Luke Harper was finally starting to settle into his life - a life that had previously been full of more heartbreak and pain than most people ever experienced. He had a job he loved, and was blissfully content in his on-again, off-again relationship with the striking, and highly sexual, Holly. But, life throws Luke another curveball with the arrival of the alluring April, a woman stuck in a tumultuous, violent marriage to a famous athlete. Luke soon finds himself torn between what is safe, familiar, and right, and what is dangerous, unknown, and forbidden.
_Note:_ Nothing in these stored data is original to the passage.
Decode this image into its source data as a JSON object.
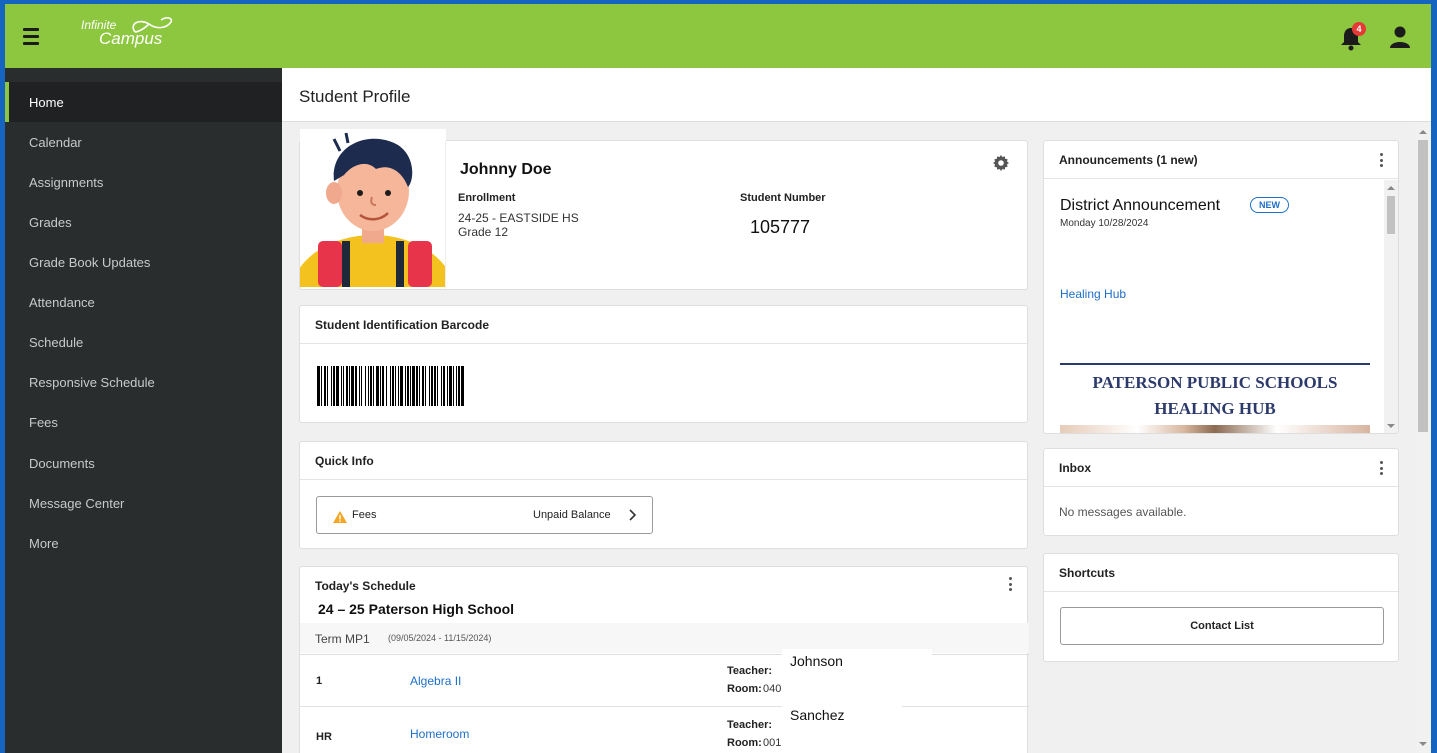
{
  "app": {
    "logo_line1": "Infinite",
    "logo_line2": "Campus"
  },
  "topbar": {
    "notification_count": "4"
  },
  "sidebar": {
    "items": [
      {
        "label": "Home",
        "active": true
      },
      {
        "label": "Calendar"
      },
      {
        "label": "Assignments"
      },
      {
        "label": "Grades"
      },
      {
        "label": "Grade Book Updates"
      },
      {
        "label": "Attendance"
      },
      {
        "label": "Schedule"
      },
      {
        "label": "Responsive Schedule"
      },
      {
        "label": "Fees"
      },
      {
        "label": "Documents"
      },
      {
        "label": "Message Center"
      },
      {
        "label": "More"
      }
    ]
  },
  "page": {
    "title": "Student Profile"
  },
  "profile": {
    "name": "Johnny Doe",
    "enrollment_label": "Enrollment",
    "enrollment_line1": "24-25 - EASTSIDE HS",
    "enrollment_line2": "Grade 12",
    "student_number_label": "Student Number",
    "student_number": "105777"
  },
  "barcode": {
    "title": "Student Identification Barcode"
  },
  "quick_info": {
    "title": "Quick Info",
    "fees_label": "Fees",
    "fees_status": "Unpaid Balance"
  },
  "schedule": {
    "title": "Today's Schedule",
    "school": "24 – 25 Paterson High School",
    "term": "Term MP1",
    "term_dates": "(09/05/2024 - 11/15/2024)",
    "teacher_label": "Teacher:",
    "room_label": "Room:",
    "rows": [
      {
        "period": "1",
        "course": "Algebra II",
        "teacher": "Johnson",
        "room": "040"
      },
      {
        "period": "HR",
        "course": "Homeroom",
        "teacher": "Sanchez",
        "room": "001"
      }
    ]
  },
  "announcements": {
    "title": "Announcements (1 new)",
    "item_title": "District Announcement",
    "new_badge": "NEW",
    "date": "Monday 10/28/2024",
    "link": "Healing Hub",
    "banner_line1": "PATERSON PUBLIC SCHOOLS",
    "banner_line2": "HEALING HUB"
  },
  "inbox": {
    "title": "Inbox",
    "empty_text": "No messages available."
  },
  "shortcuts": {
    "title": "Shortcuts",
    "contact_list": "Contact List"
  },
  "colors": {
    "brand_green": "#8dc63f",
    "sidebar": "#2a2d2e",
    "link": "#1e6fc9",
    "frame_blue": "#1565c0"
  }
}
Review by Amber Presley Boyd
4 Soul Searching Stars
I must say this book gave me quite the book hangover. I
received an arc of this one and was intrigued when I found it was told from the
guy’s point of view, which is something that is always a positive for me. This
was no exception. The story is about Luke Harper, a high school English teacher
that lost his wife at a very young age to cancer. Since that time it seems he
has been floating thru life, not connecting to many people and surviving in a
friends with benefits relationship with Holly. It’s not until his dear friend
and teaching partner becomes ill and a substitute arrives that Luke begins to
wake up. However this awakening brings many other obstacles and questions of
belief to him. When Luke sees April for the first time he is mesmerized and
feels that she is “making me rethink
everything about fate, about life, and about love”. On the flip side of
this pull Luke seems to have to April, is Holly. Holly has been his “friend
with benefits” off and on for the past couple of years and the only girl he’s been
with since his wife died. I have to say that initially I wasn’t sure about
Holly any more than I was about April. Holly seemed a bit superficial at first
but then you begin to get the sense that she is into Luke more than maybe he’s
willing to see. April is an enigma of a character to me. In the beginning she just
seemed really guarded, so you knew there was more to her; and Luke finds pretty
early that she is married to this pro baseball player. He even admits that fact
that her being married scared him because the feelings he was having for her
scared him. He’s drawn to her like a moth to a light and it’s like he can’t
stop himself, especially as April begins to share the misery in her marriage
and what an ass her husband is really. Initially the relationship between Luke
and April is friendly, flirty maybe, but still just friends. Everything begins
to shift when Luke’s friend unexpectedly dies and April becomes the replacement
teacher, she gets into a fight with her husband that results in him hitting her
and makes Luke want to save her. What transpires next was easy to see coming as
April and Luke get more involved and Luke is torn a bit between her and Holly.
He feels bad for lying to Holly, who has been there for him and he really does
feel bad for not being honest with her. Luke begins struggling more when Holly
discovers his betrayal of her and its not until he sees how April treats Holly
that he really begins to wake up and see what’s in front of him. This is a
story about awakening, grief, sadness and figuring out what we want as well as
dealing with the consequences of our actions. I will reveal that there is a
cliffhanger, which left me with a bundle of emotions but I think I’m happy that
Luke’s story will continue and look forward to see what JJ has in store. This
book had its frustrations for me for sure but there were many more really good
things that kept me turning the page. Hope it will for you too! Happy reading!
Good Job JJ Rossum!!
A couple of my favorite lines:
“Happiness is always attainable, no matter how old or young
a person is. They just have to be willing to stand up and fight for it. To say
– “I’ve put up with this shit long enough, but not anymore. Now, I am living
for myself, and my own happiness.”
“I don’t think real love tries to change you. The movies
were part of me. When a person tries to strip you of the things that make you
you – only to make you more like them – it starts to make you bitter.”